While the Star may be the grown-ups Olympic class, Turner points out that it still requires a very high degree of athleticism: “Physically the Star is still a hard boat to sail. You come ashore from a three race day in 15-20 knots and you know you’ve been sailing, more so perhaps even than going sailing on a Cup boat. It is a physical boat.”
As to the level of competition in the Star class at London 2012, Pepper muses: “It is pretty tight up there. It is going to be a close contest. For sure we have to sail well and have the regatta of our lives, but if we do that I think there is an outside chance.”
Turner points out that within the 16 Stars going to the Games this year, there are seven Star World Champions, his helm being one. “In the Laser you might have two or three. Here we have 16 boats and half of the fleet have won the Worlds, so you can imagine how high the fleet is. The guy that comes 10th or 12th may have been a World Champion... It is a bloody hard fleet.”
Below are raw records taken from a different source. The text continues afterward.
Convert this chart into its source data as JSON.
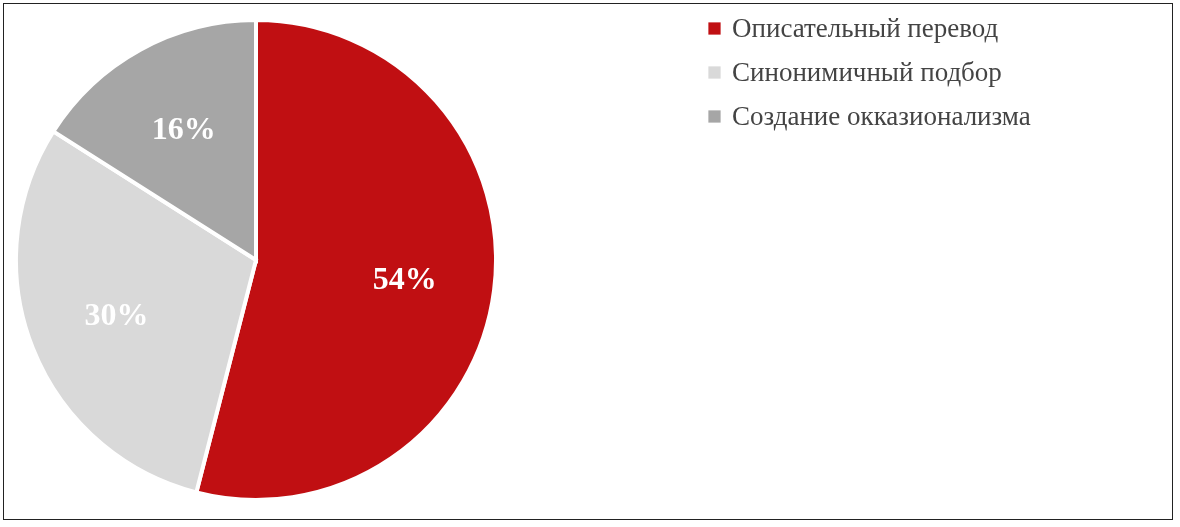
{
  "chart_data": {
    "type": "pie",
    "categories": [
      "Описательный перевод",
      "Синонимичный подбор",
      "Создание окказионализма"
    ],
    "values": [
      54,
      30,
      16
    ],
    "colors": [
      "#c00f12",
      "#d9d9d9",
      "#a6a6a6"
    ],
    "value_labels": [
      "54%",
      "30%",
      "16%"
    ],
    "legend": "right"
  }
}
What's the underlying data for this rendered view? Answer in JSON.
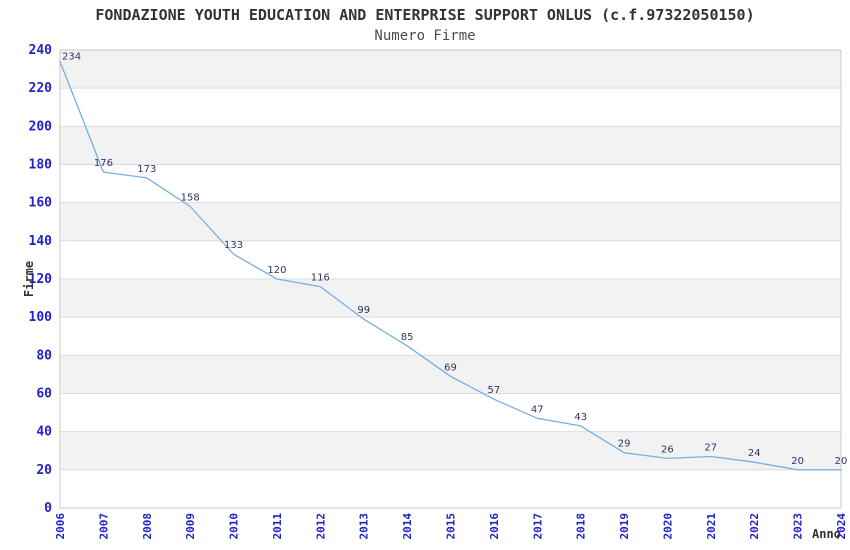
{
  "chart_data": {
    "type": "line",
    "title": "FONDAZIONE YOUTH EDUCATION AND ENTERPRISE SUPPORT ONLUS (c.f.97322050150)",
    "subtitle": "Numero Firme",
    "xlabel": "Anno",
    "ylabel": "Firme",
    "categories": [
      "2006",
      "2007",
      "2008",
      "2009",
      "2010",
      "2011",
      "2012",
      "2013",
      "2014",
      "2015",
      "2016",
      "2017",
      "2018",
      "2019",
      "2020",
      "2021",
      "2022",
      "2023",
      "2024"
    ],
    "series": [
      {
        "name": "Numero Firme",
        "values": [
          234,
          176,
          173,
          158,
          133,
          120,
          116,
          99,
          85,
          69,
          57,
          47,
          43,
          29,
          26,
          27,
          24,
          20,
          20
        ]
      }
    ],
    "ylim": [
      0,
      240
    ],
    "ytick_step": 20,
    "grid": true,
    "alternating_bands": true,
    "legend": "none",
    "colors": {
      "line": "#7aaede",
      "tick_label": "#2222cc",
      "data_label": "#333366",
      "band": "#f2f2f2",
      "gridline": "#dcdcdc",
      "frame": "#c9c9c9",
      "title": "#333333",
      "subtitle": "#4d4d4d",
      "axis_title": "#333333",
      "background": "#ffffff"
    }
  }
}
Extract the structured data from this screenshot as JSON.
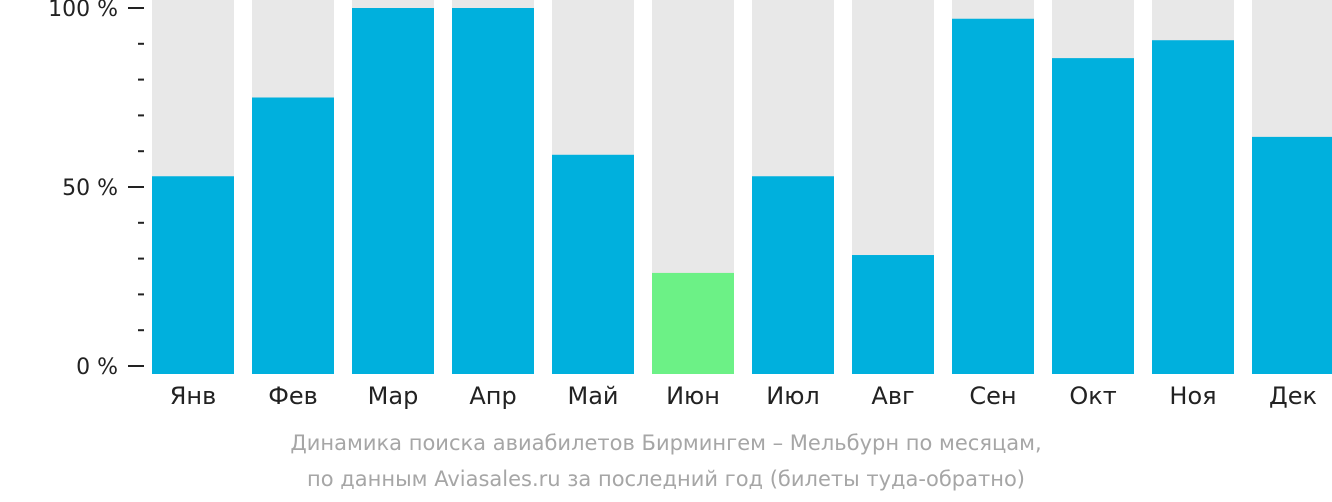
{
  "chart_data": {
    "type": "bar",
    "categories": [
      "Янв",
      "Фев",
      "Мар",
      "Апр",
      "Май",
      "Июн",
      "Июл",
      "Авг",
      "Сен",
      "Окт",
      "Ноя",
      "Дек"
    ],
    "values": [
      53,
      75,
      100,
      100,
      59,
      26,
      53,
      31,
      97,
      86,
      91,
      64
    ],
    "ylim": [
      0,
      100
    ],
    "yticks": [
      {
        "value": 0,
        "label": "0 %"
      },
      {
        "value": 50,
        "label": "50 %"
      },
      {
        "value": 100,
        "label": "100 %"
      }
    ],
    "minor_tick_step": 10,
    "grid": false,
    "colors": {
      "bar": "#00b0dd",
      "bar_highlight": "#6cf186",
      "background_bar": "#e8e8e8",
      "axis": "#222222"
    },
    "highlight_category": "Июн"
  },
  "caption": {
    "line1": "Динамика поиска авиабилетов Бирмингем – Мельбурн по месяцам,",
    "line2": "по данным Aviasales.ru за последний год (билеты туда-обратно)"
  }
}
Despite the high competition Pepper and Turner are bullish about their prospects. At Skandia Sail for Gold they were top three and were still in with a shout going into the medal race. “We know that when the buck’s down, we sail well and do all the things we need to do and we can compete,”says Turner. “Hamish has been sailing in the class for six years and has got a good database and knowledge of what is going on. I don’t think we are behind in what we know or what we have available to us. We have enough resource to have the gear we want: Everyone is going to have a P-Star, everyone has got the same mast and the sails, they are not the deciding factor. It is about who gets off the line well, who gets the best shift, who has got some speed and who sails well and stays out of trouble or gets disqualified and makes mistakes. If we have a really good regatta and do everything we know we can do we know we can do well. But that’s the same throughout the fleet. Some people’s wheels will fall off and some people will stick it together.”
Pepper concludes: “You are going to get the best all-round sailors winning here in Weymouth. It is not a weight sensitive place. It is not like someone has tilted their whole kit one way. You can leave in a 20 knot forecast and sail in 6 knots here. I think it is going to be one of the best sailing Olympics for a long time.”